Publication Name: The North West Shelf Australia
Authors: Woodside Offshore Petroleum
Date Published: July 1988
Number of Pages: 25
Reference Type: Book Section
Abstract:
Petroleum exploration in the Barrow-Dampier Sub-basin was initiated in 1954 by a reconaissance geologicalsurvey of Barrow Island which recognised its anticlinal character. But it was not until 1962 that permission was
granted to revisit the island because of potential contamination from the British atomic test on the nearby Monte Bello Islands.
In 1964 oil was discovered in several zones in Barrow Island 1. Marine seismic surveys were stimulated by this
discovery and the first offshore well (Legendre 1) made a significant, but non-commercial, discovery, closely
followed by several other similar shows in other wells. In 1971-1972 the major gas-condensate discoveries of the Rankin Platform were made. It was not until the 1980s that a number of small oil fields were discovered along the south-eastern margin of the deep basins.
The Dampier Sub-basin is a deep, linear, northeasttrending trough of Triassic, Jurassic, and Cretaceous sediments which is contiguous with the similar, but rhomboid-shaped, Barrow Sub-basin to the south-west. The main structural grain is provided by two northeasttrending Jurassic strike-slip faults - the Rosemary Fault
and a fault complex beneath the Kendrew Terrace.

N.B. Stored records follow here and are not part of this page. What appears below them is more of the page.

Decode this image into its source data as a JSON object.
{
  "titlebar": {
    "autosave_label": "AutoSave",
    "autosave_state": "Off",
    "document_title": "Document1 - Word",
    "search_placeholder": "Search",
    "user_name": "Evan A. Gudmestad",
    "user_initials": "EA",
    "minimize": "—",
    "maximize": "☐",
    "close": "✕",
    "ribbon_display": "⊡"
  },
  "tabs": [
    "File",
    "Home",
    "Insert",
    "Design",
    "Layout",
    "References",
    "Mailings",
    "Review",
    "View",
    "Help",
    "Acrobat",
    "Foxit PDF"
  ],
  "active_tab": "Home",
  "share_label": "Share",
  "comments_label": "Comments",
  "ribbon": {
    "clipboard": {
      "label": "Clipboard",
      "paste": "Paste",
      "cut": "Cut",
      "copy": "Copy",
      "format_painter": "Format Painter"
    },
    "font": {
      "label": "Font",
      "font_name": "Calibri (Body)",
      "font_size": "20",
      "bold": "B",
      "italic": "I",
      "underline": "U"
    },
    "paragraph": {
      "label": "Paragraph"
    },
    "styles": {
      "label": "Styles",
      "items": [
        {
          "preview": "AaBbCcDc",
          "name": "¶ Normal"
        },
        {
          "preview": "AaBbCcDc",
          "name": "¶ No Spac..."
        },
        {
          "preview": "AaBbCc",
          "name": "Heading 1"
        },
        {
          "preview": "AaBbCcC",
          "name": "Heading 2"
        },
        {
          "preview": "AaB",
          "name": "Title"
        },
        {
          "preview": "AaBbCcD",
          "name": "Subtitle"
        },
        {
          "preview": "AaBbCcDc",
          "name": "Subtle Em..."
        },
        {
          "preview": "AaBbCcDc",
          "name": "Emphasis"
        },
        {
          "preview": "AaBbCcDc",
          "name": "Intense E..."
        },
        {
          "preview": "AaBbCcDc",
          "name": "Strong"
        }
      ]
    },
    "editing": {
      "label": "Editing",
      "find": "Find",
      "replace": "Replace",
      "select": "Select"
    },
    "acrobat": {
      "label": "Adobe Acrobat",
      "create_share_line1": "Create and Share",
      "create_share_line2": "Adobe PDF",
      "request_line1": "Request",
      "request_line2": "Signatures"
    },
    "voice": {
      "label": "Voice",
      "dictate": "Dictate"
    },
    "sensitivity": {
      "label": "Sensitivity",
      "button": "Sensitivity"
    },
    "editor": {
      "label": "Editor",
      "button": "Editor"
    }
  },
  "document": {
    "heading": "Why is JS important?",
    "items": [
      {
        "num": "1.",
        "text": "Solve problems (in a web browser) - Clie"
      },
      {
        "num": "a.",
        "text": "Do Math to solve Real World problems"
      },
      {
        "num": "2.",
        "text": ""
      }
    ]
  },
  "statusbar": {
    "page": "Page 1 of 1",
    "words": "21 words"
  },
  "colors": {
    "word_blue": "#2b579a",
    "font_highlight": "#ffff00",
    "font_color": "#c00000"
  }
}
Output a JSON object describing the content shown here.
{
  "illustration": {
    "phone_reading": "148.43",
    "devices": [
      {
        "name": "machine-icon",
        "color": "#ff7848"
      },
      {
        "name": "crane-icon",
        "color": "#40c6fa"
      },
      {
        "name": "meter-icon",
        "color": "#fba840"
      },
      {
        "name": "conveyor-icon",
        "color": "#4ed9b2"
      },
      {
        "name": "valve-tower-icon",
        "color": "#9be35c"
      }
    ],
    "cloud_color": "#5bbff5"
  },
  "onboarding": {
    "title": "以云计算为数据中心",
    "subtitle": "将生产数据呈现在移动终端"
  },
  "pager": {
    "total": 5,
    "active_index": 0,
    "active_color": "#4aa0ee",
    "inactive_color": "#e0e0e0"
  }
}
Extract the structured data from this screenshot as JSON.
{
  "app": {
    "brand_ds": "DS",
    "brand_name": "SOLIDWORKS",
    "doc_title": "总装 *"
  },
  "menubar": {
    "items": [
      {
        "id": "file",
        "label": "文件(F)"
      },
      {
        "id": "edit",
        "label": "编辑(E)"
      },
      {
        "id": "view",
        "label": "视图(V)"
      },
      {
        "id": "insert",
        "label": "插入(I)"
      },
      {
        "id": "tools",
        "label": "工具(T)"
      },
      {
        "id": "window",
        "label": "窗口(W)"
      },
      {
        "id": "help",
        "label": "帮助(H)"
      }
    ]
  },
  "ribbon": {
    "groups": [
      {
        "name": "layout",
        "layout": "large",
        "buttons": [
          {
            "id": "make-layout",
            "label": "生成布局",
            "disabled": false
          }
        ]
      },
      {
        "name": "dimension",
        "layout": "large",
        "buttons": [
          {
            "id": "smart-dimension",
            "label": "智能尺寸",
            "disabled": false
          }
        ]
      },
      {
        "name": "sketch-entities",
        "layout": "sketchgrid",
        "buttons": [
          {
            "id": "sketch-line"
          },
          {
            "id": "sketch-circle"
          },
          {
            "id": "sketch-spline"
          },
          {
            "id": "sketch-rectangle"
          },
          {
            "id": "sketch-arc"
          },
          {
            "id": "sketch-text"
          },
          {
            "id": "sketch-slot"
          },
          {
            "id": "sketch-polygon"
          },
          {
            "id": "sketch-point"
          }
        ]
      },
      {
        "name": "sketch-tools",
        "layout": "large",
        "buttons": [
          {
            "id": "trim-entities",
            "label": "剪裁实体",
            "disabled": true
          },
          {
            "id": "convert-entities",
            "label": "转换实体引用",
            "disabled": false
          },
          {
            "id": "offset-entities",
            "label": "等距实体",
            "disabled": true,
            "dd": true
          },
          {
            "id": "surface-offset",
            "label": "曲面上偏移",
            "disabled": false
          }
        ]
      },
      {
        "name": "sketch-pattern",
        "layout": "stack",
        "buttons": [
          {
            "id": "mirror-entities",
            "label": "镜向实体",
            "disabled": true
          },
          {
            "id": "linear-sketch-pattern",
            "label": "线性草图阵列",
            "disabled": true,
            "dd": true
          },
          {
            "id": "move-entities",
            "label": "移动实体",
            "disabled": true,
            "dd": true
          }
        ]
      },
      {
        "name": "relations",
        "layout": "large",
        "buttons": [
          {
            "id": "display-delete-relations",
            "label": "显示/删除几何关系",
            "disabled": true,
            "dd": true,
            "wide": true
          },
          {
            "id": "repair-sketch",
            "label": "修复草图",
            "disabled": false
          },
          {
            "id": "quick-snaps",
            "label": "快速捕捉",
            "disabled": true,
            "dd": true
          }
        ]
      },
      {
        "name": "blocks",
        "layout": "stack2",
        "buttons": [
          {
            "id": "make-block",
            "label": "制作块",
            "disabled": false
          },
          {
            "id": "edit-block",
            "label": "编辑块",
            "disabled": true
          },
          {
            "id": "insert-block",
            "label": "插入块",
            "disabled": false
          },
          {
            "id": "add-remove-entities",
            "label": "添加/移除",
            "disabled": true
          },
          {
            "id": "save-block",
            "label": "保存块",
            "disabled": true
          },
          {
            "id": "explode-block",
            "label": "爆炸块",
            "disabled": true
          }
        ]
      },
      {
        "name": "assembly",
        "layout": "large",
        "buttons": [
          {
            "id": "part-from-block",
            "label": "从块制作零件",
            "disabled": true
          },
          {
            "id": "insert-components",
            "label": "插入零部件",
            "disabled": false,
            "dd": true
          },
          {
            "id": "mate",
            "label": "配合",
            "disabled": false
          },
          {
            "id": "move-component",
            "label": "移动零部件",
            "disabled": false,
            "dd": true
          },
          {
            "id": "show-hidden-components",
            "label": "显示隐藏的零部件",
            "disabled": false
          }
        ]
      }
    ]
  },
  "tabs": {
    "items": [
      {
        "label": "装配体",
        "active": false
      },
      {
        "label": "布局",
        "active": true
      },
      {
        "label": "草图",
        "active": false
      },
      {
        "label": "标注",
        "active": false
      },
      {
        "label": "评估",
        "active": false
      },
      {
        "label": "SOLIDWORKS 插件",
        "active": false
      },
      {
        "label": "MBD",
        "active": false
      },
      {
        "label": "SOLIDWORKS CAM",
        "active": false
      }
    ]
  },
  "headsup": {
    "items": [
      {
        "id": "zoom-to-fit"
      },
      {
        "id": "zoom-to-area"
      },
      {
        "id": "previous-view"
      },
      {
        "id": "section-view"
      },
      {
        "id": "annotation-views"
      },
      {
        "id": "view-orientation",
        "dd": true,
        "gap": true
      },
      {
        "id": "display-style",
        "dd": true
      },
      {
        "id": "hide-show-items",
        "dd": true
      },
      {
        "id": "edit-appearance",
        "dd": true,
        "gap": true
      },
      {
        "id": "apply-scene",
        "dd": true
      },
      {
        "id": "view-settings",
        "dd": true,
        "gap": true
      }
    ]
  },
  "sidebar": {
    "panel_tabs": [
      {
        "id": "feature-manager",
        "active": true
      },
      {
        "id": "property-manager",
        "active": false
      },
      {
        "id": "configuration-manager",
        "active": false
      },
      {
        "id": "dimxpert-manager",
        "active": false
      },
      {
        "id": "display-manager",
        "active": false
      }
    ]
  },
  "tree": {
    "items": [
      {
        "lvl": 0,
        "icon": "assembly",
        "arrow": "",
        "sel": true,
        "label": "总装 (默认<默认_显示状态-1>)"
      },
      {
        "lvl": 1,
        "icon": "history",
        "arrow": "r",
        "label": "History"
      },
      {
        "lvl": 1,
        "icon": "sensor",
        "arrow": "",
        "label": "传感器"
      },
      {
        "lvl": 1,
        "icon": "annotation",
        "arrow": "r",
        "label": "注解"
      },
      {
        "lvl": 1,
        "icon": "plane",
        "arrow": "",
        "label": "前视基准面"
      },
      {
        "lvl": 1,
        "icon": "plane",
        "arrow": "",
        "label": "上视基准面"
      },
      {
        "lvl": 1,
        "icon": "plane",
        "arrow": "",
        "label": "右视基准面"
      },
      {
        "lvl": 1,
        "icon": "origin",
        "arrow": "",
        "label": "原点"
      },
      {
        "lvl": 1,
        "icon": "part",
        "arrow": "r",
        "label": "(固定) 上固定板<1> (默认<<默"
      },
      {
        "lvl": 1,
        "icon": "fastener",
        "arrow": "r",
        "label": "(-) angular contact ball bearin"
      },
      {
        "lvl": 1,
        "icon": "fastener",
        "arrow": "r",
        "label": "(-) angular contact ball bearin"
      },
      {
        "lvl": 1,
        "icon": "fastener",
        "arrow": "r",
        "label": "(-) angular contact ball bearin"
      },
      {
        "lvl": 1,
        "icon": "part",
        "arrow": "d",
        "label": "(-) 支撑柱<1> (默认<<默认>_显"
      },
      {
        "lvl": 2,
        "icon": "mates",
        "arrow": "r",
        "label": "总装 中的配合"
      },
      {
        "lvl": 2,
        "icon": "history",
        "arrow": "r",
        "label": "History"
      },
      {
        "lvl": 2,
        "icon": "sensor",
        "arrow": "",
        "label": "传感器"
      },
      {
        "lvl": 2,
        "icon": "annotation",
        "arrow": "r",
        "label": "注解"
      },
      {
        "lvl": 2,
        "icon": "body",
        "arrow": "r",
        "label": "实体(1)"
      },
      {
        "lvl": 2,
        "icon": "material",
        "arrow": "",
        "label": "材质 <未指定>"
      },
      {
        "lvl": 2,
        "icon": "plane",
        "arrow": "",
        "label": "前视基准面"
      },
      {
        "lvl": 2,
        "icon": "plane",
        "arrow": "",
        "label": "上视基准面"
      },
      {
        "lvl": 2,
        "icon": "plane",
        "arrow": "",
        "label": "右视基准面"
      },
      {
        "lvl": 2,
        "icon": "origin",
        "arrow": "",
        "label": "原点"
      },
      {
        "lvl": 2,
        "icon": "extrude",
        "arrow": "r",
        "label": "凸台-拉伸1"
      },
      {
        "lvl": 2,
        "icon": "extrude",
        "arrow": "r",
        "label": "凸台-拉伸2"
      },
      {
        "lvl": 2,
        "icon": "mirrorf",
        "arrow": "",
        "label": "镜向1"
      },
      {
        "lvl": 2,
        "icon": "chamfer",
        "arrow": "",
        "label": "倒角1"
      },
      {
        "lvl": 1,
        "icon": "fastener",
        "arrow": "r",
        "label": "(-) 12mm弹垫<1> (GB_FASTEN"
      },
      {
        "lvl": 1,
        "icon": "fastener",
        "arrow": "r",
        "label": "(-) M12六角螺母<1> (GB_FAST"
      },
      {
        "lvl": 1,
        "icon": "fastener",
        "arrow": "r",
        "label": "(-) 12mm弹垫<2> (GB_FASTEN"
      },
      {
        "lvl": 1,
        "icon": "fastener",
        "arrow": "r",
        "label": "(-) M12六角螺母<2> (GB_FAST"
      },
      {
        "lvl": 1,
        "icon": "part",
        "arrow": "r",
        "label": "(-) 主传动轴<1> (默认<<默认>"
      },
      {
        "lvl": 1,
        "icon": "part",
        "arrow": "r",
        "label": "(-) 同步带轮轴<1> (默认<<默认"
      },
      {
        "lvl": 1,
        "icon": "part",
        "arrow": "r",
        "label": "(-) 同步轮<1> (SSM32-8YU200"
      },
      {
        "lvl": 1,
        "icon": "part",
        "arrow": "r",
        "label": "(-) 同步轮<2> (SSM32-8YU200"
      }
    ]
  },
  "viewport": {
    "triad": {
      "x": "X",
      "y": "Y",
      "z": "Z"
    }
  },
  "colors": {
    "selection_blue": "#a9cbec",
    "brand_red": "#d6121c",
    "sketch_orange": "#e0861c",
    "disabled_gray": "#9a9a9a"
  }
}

Movement on these, together with the en echelon Flinders Fault System in the southern Barrow Sub-basin, produced the depocentres for the thick Jurassic and Cretaceous sequences with which the main hydrocarbon occurrences are associated.
The fluviatile to marginal marine sandstones of the Mungaroo Formation (Late Triassic) are the reservoirs of the major gas-condensate fields of the Rankin Platform. Early Jurassic deposition provided further potential reservoirs, followed by a thick sequence of calcareous claystones.
In the Middle Jurassic, a regressive phase pushed deltaic sandstones into the basin, particularly near the southern margin. Major tectonism at the end of this regression caused the uplift of the platform and
accelerated down-dropping of the troughs which filled with dark claystones which may be the source of much
of the liquid hydrocarbons in the area. In the Neocomian, a delta formed in the southern part of the Barrow Subbasin. Sands within the delta complex are the reservoirs of several oil accumulations. The whole North West Shelf was inundated by a marine transgression at the end of the Aptian. Marine shales at the base of this sequence form the seal to the major gas fields of the Rankin Platform.
A localised storm-winnowed shelf sandstone near the base of this sequence (the Windalia Sandstone Member)
is the reservoir of the major Barrow Island oil accumulation. The marine shale sequence becomes progressively more calcareous seawards. In the Late Cretaceous and Tertiary sedimentation became more calcareous with shelfal limestones predominating in the Eocene and a widespread barrier reef developing in the Miocene.
Carbonaceous claystones within the Late Triassic sequence are potential source rocks for both oil and gas.
The Lower Triassic marine shale contains thin zones of oil-prone sapropel. The Lower to Middle Jurassic shales
have excellent source potential for both oil and gas and are thought to be the source of the oil accumulations at
the northeastern end of the Dampier Sub-basin. The Upper Jurassic Dingo Claystone is thought to be the source of some of the oil accumulations in the Barrow Sub-basin. Early Cretaceous rocks are barely mature in the deeper parts of the basin and are thought to have generated only insignificant amounts of oil. The main period of oil migration is thought to be in the Middle to Late Miocene when a tectonic pulse reactivated many of the older faults to provide conduits for oil migration.